An electronic device according to an exemplary embodiment of the present disclosure comprises a processor (not shown) and a memory (not shown), wherein the memory stores a computer program which, when executed by the processor, causes the processor to perform the method for condition monitoring of a wind turbine generator set as described in the above exemplary embodiment.
As an example, the electronic device may be an electronic device with data processing capability, for example, the electronic device may be a controller (e.g., a master controller or a converter controller) of a wind generating set, or a farm-level controller, and further may be a terminal (e.g., a personal notebook, a desktop, etc.) or a server (e.g., a stand-alone server, a server cluster, a cloud platform, etc.), which is not limited by the embodiments of the disclosure.

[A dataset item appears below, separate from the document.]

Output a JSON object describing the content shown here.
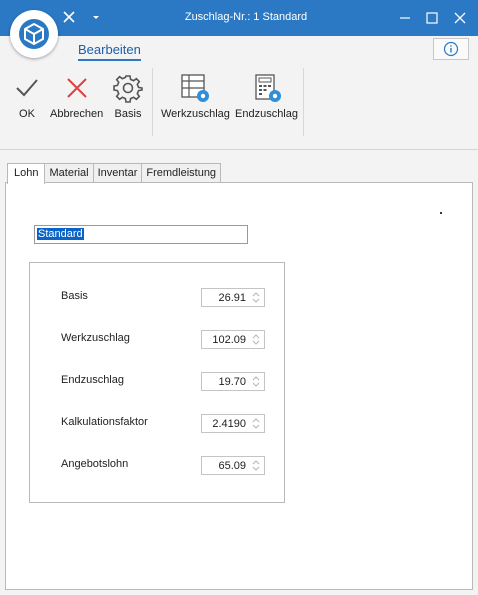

A wind turbine according to an exemplary embodiment of the present disclosure, the controller of which comprises a processor, a memory storing a computer program, which when executed by the processor, causes the processor to perform the method for condition monitoring of a wind turbine according to the above exemplary embodiment.
Although a few exemplary embodiments of the present disclosure have been shown and described, it would be appreciated by those skilled in the art that changes may be made in these embodiments without departing from the scope and spirit of the disclosure, the scope and spirit of which is defined in the claims and their equivalents.